Jamaica 50: Jimmy Cliff, Indig02, London
Nick Hasted has been a film journalist since 1986. He writes about film, music, books and comics for The Independent, Sight & Sound, Uncut and Little White Lies. He has published two books: The Dark Story of Eminem (2002), and You Really Got Me: The Story of The Kinks (2011), both from Omnibus Press.
Tuesday 07 August 2012
The weekend before this last of 12 gigs at this venue celebrating Jamaica’s 1962 independence, Usain Bolt leads the tiny nation’s dominance of the Olympics’ most iconic event, and West Indies manage a rare Test match win in Kingston.
But nothing beats Jamaica’s musical greatness, even more wildly disproportionate than Britain’s. And no one did more to give reggae its global foothold than Jimmy Cliff and the 1972 film he starred in and helped soundtrack, The Harder They Come .
Before Cliff, Max Romeo, gaunt in mustard-yellow garb with grey dreadlocks, heavily mines his 1976 album War Ina Babylon. If Britain is Babylon, it seems different tonight from the place of tense racist suffering the title song was felt to describe in the 1970s, among a good-humoured, multi-racial crowd long the British reggae norm. Romeo’s 1972 single “We Love Jamaica” is appropriately patriotic, though his country might not always have been so comfortable being celebrated by this Rastafarian radical.
Jimmy Cliff is, like Romeo, 64, but remains full of high-stepping energy and unfulfilled pop ambition when he arrives after midnight. He wears a small crown and a gold-patched disco quilt on one trouser leg, and sweat soon pours down the back of his bald head. “You Can Get It If You Really Want” sums up the striving, positive philosophy of a singing star born dirt-poor in a colonised nation. “Children’s Bread”, from his new album Rebirth , speaks out for the hard lives of still oppressed people. “Miss Jamaica” was a hit in the nation’s independence year when Cliff was only 14, reminding you that he’s a conduit for its whole musical history.
One reason Cliff missed the huge stardom of his contemporary Bob Marley, though, is his attraction to other styles. “Wide World” is a rock power ballad tonight. “Many Rivers to Cross” has lost some of the pure prayerfulness with which he used to sing it as, still pining for stadium success, he focuses on vocal power.

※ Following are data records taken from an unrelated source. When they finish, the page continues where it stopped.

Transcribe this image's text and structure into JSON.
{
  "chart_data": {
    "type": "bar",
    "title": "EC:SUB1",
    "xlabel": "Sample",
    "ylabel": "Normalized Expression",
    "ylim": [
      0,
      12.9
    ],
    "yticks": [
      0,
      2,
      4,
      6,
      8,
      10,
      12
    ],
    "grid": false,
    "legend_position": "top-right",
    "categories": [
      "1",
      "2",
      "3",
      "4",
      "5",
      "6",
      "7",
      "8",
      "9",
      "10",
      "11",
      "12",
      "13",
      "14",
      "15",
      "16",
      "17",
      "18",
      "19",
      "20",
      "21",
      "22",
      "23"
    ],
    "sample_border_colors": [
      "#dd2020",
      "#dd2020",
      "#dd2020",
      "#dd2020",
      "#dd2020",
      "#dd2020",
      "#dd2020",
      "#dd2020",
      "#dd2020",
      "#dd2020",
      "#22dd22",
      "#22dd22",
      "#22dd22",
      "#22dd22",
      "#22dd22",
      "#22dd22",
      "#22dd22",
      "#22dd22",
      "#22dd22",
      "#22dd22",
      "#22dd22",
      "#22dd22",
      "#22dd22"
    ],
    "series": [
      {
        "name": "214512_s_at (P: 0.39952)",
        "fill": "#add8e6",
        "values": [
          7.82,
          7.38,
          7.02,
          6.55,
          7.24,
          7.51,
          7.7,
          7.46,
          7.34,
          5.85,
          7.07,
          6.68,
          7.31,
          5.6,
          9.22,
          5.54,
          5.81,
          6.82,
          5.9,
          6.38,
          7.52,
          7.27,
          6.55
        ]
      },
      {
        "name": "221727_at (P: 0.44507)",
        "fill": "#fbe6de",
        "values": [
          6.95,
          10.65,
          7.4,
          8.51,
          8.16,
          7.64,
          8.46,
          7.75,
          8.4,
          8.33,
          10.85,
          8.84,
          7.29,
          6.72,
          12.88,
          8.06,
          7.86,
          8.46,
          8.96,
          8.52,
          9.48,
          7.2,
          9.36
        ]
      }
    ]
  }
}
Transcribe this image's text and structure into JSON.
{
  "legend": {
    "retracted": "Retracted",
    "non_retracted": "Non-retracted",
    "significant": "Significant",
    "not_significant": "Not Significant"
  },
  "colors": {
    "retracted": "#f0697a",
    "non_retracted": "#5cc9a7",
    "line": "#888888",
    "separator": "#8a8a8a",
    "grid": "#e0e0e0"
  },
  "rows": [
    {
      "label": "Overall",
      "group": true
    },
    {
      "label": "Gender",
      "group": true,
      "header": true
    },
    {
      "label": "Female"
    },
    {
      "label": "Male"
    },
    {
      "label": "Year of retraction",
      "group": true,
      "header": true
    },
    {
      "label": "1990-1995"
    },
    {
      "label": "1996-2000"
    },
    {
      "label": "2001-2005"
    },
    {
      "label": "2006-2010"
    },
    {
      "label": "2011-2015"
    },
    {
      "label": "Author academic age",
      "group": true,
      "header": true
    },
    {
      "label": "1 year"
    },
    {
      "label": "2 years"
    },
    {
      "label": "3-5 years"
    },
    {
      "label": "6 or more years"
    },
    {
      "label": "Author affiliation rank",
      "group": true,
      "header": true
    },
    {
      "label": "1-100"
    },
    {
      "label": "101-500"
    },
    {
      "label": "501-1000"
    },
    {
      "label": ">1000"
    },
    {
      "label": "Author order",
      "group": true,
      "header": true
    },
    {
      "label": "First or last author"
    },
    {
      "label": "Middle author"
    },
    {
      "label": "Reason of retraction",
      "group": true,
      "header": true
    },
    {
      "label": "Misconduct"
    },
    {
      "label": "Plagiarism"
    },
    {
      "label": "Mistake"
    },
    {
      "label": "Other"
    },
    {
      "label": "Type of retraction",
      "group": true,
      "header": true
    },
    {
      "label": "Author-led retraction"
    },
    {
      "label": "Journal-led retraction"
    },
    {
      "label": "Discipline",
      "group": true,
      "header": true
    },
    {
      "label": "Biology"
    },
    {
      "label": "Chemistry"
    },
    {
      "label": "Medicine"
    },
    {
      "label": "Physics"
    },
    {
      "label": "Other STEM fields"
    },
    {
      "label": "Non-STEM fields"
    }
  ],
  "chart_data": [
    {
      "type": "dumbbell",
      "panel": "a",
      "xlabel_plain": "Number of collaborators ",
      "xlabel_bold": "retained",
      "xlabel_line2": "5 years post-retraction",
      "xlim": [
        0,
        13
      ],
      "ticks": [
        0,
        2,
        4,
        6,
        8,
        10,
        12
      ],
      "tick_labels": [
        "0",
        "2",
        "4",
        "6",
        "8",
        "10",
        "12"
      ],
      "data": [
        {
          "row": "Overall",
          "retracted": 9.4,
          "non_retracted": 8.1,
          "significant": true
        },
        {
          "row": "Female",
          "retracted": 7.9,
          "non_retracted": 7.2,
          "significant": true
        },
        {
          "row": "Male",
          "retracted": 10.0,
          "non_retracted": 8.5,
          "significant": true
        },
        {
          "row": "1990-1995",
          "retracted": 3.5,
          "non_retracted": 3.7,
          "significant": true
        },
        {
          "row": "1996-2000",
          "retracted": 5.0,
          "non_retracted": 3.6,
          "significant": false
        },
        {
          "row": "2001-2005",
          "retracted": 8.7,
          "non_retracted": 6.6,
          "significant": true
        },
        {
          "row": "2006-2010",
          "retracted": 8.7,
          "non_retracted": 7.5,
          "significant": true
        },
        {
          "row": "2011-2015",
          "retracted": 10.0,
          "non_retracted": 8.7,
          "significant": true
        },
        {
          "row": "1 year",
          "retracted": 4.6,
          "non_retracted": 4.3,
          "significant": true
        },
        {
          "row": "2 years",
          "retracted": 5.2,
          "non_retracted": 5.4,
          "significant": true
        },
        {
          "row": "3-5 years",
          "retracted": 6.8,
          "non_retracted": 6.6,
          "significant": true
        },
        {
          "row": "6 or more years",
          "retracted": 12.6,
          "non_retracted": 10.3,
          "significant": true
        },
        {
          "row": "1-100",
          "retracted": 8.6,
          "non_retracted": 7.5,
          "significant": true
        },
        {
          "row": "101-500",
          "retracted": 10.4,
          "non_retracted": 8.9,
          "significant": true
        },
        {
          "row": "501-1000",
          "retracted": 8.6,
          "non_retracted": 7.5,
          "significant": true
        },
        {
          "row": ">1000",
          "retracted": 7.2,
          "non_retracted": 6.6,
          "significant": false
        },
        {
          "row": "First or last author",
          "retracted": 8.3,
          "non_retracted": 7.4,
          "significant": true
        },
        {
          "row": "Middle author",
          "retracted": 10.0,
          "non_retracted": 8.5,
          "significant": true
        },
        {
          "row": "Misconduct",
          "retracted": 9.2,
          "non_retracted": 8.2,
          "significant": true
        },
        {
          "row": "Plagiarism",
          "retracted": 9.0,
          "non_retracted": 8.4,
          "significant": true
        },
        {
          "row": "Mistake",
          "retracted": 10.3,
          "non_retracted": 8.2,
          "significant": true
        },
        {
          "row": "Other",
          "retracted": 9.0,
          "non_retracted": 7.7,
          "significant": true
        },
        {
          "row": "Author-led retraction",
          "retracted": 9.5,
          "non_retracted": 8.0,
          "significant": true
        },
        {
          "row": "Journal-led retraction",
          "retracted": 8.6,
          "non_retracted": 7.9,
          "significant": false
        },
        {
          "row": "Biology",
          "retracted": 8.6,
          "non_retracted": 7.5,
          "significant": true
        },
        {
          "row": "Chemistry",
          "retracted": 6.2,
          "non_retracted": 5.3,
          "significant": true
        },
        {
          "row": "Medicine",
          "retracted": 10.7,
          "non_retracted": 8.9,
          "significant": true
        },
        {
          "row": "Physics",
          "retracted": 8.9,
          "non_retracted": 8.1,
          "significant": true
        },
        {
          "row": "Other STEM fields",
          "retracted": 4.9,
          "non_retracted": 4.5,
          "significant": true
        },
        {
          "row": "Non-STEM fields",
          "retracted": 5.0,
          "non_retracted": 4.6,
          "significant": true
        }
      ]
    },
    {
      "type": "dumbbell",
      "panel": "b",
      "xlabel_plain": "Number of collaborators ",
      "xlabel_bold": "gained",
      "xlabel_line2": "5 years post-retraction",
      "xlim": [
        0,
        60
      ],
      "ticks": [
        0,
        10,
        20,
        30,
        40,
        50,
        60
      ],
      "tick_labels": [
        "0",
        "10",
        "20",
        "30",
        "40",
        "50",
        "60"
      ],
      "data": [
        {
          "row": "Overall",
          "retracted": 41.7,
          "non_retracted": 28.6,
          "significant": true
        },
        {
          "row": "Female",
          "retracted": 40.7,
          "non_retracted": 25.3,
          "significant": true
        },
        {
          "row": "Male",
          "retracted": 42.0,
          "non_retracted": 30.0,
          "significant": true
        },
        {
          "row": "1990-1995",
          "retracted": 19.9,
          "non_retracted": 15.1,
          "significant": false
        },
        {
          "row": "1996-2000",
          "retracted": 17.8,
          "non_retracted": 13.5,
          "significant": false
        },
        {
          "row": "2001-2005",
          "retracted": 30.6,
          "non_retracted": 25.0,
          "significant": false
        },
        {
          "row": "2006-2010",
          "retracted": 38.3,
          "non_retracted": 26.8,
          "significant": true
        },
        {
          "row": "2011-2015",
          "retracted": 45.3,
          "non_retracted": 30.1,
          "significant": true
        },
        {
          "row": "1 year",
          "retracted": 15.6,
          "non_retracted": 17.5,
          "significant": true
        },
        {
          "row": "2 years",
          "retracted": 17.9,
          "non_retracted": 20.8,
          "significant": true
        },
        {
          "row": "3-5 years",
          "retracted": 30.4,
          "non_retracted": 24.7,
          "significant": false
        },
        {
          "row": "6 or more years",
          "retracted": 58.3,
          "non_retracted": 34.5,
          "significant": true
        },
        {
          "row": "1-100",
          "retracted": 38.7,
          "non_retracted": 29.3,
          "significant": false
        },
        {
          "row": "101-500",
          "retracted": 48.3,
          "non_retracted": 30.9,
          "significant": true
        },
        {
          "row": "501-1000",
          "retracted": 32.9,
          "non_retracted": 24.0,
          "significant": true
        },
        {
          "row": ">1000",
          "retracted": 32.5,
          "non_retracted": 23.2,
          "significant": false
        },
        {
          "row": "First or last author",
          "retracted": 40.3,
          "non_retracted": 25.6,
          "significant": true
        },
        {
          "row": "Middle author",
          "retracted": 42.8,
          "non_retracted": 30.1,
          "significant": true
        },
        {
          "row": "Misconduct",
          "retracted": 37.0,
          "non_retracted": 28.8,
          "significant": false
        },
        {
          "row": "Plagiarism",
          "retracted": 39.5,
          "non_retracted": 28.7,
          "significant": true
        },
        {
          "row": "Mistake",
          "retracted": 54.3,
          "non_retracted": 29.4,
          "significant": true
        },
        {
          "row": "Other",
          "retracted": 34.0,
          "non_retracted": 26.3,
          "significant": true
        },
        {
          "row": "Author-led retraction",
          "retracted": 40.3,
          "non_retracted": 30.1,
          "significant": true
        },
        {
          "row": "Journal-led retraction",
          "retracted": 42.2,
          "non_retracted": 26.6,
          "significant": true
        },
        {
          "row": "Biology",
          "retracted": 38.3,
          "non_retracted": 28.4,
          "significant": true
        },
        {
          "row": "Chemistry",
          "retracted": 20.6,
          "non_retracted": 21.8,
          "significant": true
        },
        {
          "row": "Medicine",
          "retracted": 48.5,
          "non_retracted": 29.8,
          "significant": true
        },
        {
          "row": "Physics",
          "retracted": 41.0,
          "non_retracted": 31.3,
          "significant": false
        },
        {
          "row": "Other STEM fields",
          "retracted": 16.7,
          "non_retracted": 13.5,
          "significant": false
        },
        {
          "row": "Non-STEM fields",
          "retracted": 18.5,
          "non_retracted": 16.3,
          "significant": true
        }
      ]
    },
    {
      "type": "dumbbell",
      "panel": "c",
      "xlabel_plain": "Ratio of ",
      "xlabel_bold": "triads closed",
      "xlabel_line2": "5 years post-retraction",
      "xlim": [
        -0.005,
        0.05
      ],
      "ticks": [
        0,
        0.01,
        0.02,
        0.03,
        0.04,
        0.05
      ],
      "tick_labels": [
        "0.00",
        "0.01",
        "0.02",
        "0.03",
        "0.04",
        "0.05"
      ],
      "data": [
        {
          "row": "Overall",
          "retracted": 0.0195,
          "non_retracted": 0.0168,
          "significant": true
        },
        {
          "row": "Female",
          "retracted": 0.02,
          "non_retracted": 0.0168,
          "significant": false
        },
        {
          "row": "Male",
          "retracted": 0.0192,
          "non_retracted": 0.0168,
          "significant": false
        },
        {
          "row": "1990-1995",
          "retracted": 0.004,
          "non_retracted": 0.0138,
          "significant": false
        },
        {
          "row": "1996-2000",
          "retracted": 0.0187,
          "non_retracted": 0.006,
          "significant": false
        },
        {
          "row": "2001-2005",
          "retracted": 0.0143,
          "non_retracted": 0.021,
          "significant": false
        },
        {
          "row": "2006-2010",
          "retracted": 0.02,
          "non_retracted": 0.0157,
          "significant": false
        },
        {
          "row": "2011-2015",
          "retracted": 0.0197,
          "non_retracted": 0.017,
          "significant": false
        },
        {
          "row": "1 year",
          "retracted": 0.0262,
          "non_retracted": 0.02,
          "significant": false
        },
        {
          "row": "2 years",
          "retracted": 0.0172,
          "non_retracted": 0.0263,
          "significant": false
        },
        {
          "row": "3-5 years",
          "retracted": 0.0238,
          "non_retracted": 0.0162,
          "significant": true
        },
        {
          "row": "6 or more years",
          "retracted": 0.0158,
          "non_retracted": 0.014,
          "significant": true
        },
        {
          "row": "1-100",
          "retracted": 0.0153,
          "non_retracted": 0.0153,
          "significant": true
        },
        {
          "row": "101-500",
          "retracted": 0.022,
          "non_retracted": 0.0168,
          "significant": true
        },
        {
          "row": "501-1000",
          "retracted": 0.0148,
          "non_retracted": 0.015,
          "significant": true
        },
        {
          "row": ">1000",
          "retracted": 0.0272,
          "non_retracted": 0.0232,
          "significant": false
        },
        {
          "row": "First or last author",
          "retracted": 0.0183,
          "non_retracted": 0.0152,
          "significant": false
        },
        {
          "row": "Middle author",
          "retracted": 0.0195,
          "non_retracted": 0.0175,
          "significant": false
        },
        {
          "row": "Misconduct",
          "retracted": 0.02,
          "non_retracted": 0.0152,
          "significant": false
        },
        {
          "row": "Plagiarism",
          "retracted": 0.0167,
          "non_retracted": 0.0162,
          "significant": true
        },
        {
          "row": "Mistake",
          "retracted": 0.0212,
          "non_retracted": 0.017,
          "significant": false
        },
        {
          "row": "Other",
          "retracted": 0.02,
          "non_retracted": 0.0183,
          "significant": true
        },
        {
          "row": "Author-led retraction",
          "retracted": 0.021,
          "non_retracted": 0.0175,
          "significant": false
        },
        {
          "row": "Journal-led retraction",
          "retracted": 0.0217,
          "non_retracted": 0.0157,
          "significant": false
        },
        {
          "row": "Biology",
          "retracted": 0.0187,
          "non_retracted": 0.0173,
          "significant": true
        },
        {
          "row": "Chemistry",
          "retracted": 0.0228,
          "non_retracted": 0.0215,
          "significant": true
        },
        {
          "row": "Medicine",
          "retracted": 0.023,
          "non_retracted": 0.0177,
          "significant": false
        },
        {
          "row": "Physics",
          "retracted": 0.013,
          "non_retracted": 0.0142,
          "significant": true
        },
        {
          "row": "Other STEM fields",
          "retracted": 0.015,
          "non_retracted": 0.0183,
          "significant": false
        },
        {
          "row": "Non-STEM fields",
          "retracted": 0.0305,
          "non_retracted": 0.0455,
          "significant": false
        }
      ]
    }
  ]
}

But the white cliffs of Dover he longs to cross in its lyrics, the border of a promised land or prison, remain poignant. “Bongo Man”, stretched to include redemption songs such as “Rivers of Babylon”, finds a deeper, pre-reggae spirit in its massed drums and chants. Though otherwise a little coarsened from his absolute best, Cliff is a great king for Jamaica’s jubilee.